Keras lembeknya ereksi pria ketika berhubungan seksual ternyata memiliki korelasi yang erat dengan kondisi kesehatan secara umum.
Dalam survei bertajuk Ideal Sex Survei 2011 yang dilakukan oleh Pfizer terungkap, pria dengan tingkat kekerasan ereksi skala 3 (dianalogikan memiliki kekerasan seperti sosis), lebih sering mengalami masalah kesehatan dibanding pria dengan ereksi optimal atau seperti timun (skala 4).
Pria dengan skala ereksi (erection hard score/EHS) 3, pada umumnya menderita berbagai penyakit kronik, misalnya diabetes (23 persen), tekanan darah tinggi (21 persen), obesitas (13 persen), ejakulasi prematur (64 persen), penyakit hati (8 persen), serta kondisi kesehatan lainnya (22 persen).
"Pria yang ereksinya seperti sosis atau penis cukup keras tetapi tidak optimal menggambarkan kondisi kesehatan yang buruk.
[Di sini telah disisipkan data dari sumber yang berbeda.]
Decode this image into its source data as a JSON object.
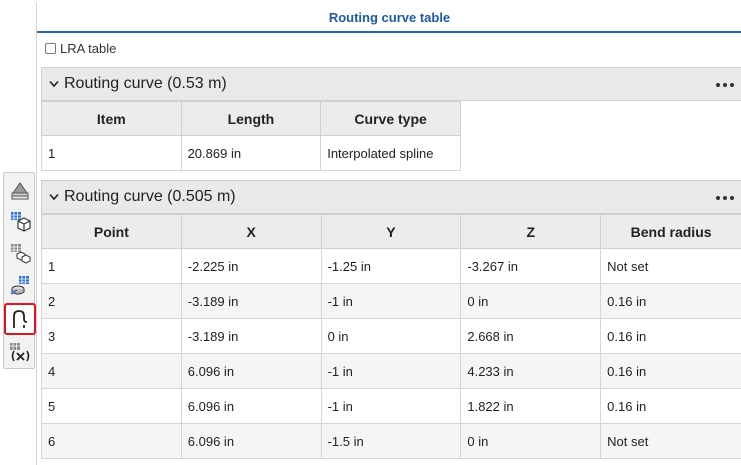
{
  "panel": {
    "title": "Routing curve table",
    "lra_label": "LRA table"
  },
  "toolbar": {
    "tools": [
      {
        "icon": "layers-stack-icon"
      },
      {
        "icon": "cube-table-icon"
      },
      {
        "icon": "multi-cube-table-icon"
      },
      {
        "icon": "part-table-icon"
      },
      {
        "icon": "routing-curve-icon",
        "selected": true
      },
      {
        "icon": "variable-table-icon"
      }
    ]
  },
  "section1": {
    "title": "Routing curve (0.53 m)",
    "headers": [
      "Item",
      "Length",
      "Curve type"
    ],
    "rows": [
      [
        "1",
        "20.869 in",
        "Interpolated spline"
      ]
    ]
  },
  "section2": {
    "title": "Routing curve (0.505 m)",
    "headers": [
      "Point",
      "X",
      "Y",
      "Z",
      "Bend radius"
    ],
    "rows": [
      [
        "1",
        "-2.225 in",
        "-1.25 in",
        "-3.267 in",
        "Not set"
      ],
      [
        "2",
        "-3.189 in",
        "-1 in",
        "0 in",
        "0.16 in"
      ],
      [
        "3",
        "-3.189 in",
        "0 in",
        "2.668 in",
        "0.16 in"
      ],
      [
        "4",
        "6.096 in",
        "-1 in",
        "4.233 in",
        "0.16 in"
      ],
      [
        "5",
        "6.096 in",
        "-1 in",
        "1.822 in",
        "0.16 in"
      ],
      [
        "6",
        "6.096 in",
        "-1.5 in",
        "0 in",
        "Not set"
      ]
    ]
  }
}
Biasanya bermasalah dengan pembuluh darahnya sehingga sel-sel pembuluh darah yang ada di penis tidak sepenuhnya terisi oleh darah," kata dr.Heru H.Oentoeng, Sp.And dari Asosiasi Seksologi Indonesia dalam acara pengumuman hasil Ideal Sex Survei 2011 di Jakarta (23/6/2011).
Hasil survei juga menyebutkan, 62 persen pria dengan EHS 3 lebih sering mengunjungi dokter dibanding dengan 51 persen pria dengan kekerasan penis skala 4. EHS adalah tes mandiri yang sederhana, tervalidasi dan menunjukkan derajat kekerasan ereksi dengan ukuran berskala 1-4. Skala 1 adalah tape, penis membesar tapi tidak keras, skala 2 pisang, penis keras tapi tidak cukup keras untuk melakukan penetrasi, skala 3 sosis, cukup keras tapi tidak sangat keras, dan yang ideal adalah 4 atau timun.
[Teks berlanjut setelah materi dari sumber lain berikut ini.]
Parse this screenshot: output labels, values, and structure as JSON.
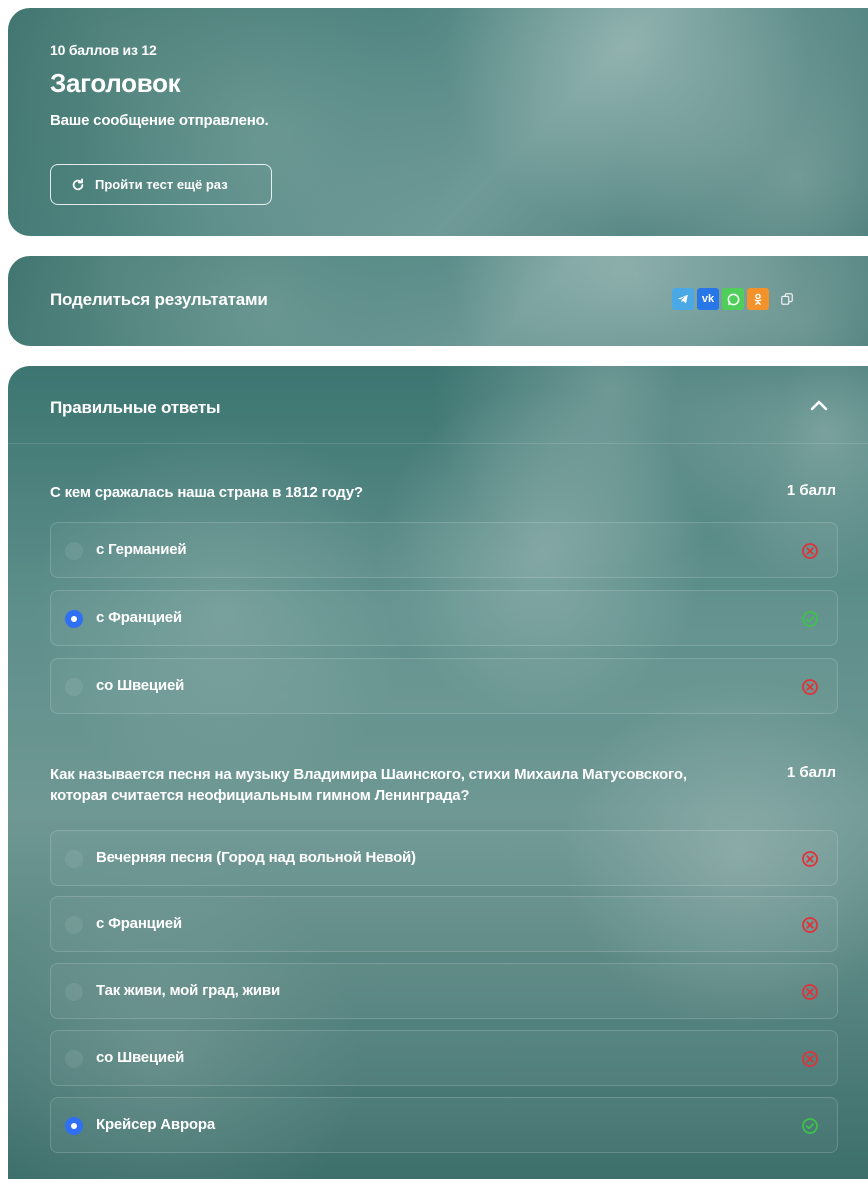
{
  "result": {
    "score": "10 баллов из 12",
    "title": "Заголовок",
    "message": "Ваше сообщение отправлено.",
    "retry_label": "Пройти тест ещё раз"
  },
  "share": {
    "title": "Поделиться результатами",
    "vk_label": "vk"
  },
  "answers": {
    "title": "Правильные ответы",
    "questions": [
      {
        "text": "С кем сражалась наша страна в 1812 году?",
        "points": "1 балл",
        "options": [
          {
            "label": "с Германией",
            "selected": false,
            "status": "wrong"
          },
          {
            "label": "с Францией",
            "selected": true,
            "status": "correct"
          },
          {
            "label": "со Швецией",
            "selected": false,
            "status": "wrong"
          }
        ]
      },
      {
        "text": "Как называется песня на музыку Владимира Шаинского, стихи Михаила Матусовского, которая считается неофициальным гимном Ленинграда?",
        "points": "1 балл",
        "options": [
          {
            "label": "Вечерняя песня (Город над вольной Невой)",
            "selected": false,
            "status": "wrong"
          },
          {
            "label": "с Францией",
            "selected": false,
            "status": "wrong"
          },
          {
            "label": "Так живи, мой град, живи",
            "selected": false,
            "status": "wrong"
          },
          {
            "label": "со Швецией",
            "selected": false,
            "status": "wrong"
          },
          {
            "label": "Крейсер Аврора",
            "selected": true,
            "status": "correct"
          }
        ]
      }
    ]
  },
  "colors": {
    "wrong": "#e0323a",
    "correct": "#3ec24a",
    "radio_selected": "#2f6ff3"
  },
  "icons": {
    "retry": "refresh-icon",
    "telegram": "telegram-icon",
    "vk": "vk-icon",
    "whatsapp": "whatsapp-icon",
    "ok": "odnoklassniki-icon",
    "copy": "copy-icon",
    "collapse": "chevron-up-icon",
    "wrong": "cross-circle-icon",
    "correct": "check-circle-icon"
  }
}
Tingkat kekerasan ereksi juga dikaitkan dengan kebahagiaan hidup pria. Hasil survei menyatakan pria dengan ereksi "timun" merasa dua kali lebih puas dengan hubungan rumah tangganya dibanding dengan pria ereksi "sosis".
Dr. Heru menjelaskan, pria yang menderita gangguan ereksi tidak perlu berkecil hati. "Tidak perlu malu, carilah solusi yang benar," kata dokter yang berpraktik di Rumah Sakit Siloam Kebon Jeruk Jakarta ini.
Ia menambahkan, penanganan gangguan ereksi harus berdasarkan pada penyebabnya. "Jika disebabkan karena diabetes, tentu gula darahnya harus terkontrol. Kalau karena kegemukan berat badannya dikurangi. Jika susah ereksi karena obat-obatan yang dikonsumsi, maka harus dikurangi atau diganti dengan obat lain yang tidak menggangu ereksi," katanya.
Penderita disfungsi ereksi juga disarankan untuk tidak perlu malu berobat ke dokter yang kompeten menangani masalah seksual. "Hindari sembarangan minum obat, karena yang perlu ditangani adalah pemicunya," imbuhnya.
Olahraga menjadi salah satu cara untuk menunjang teknik pengobatan inti pada kondisi disfungsi seksual. Olahraga 15-30 menit setiap hari terbukti menyehatkan tubuh, meningkatkan libido, menurunkan stres dan melancarkan aliran darah ke bagian genital.
"Pria yang berolahraga secara rutin memiliki risiko lebih rendah terkena gangguan ereksi, bahkan setelah berusia 50 tahun ereksinya lebih baik dibanding dengan yang tidak berolahraga," kata dr.Rachmad Wahyu Hidayat, Sp.KO dalam acara yang sama.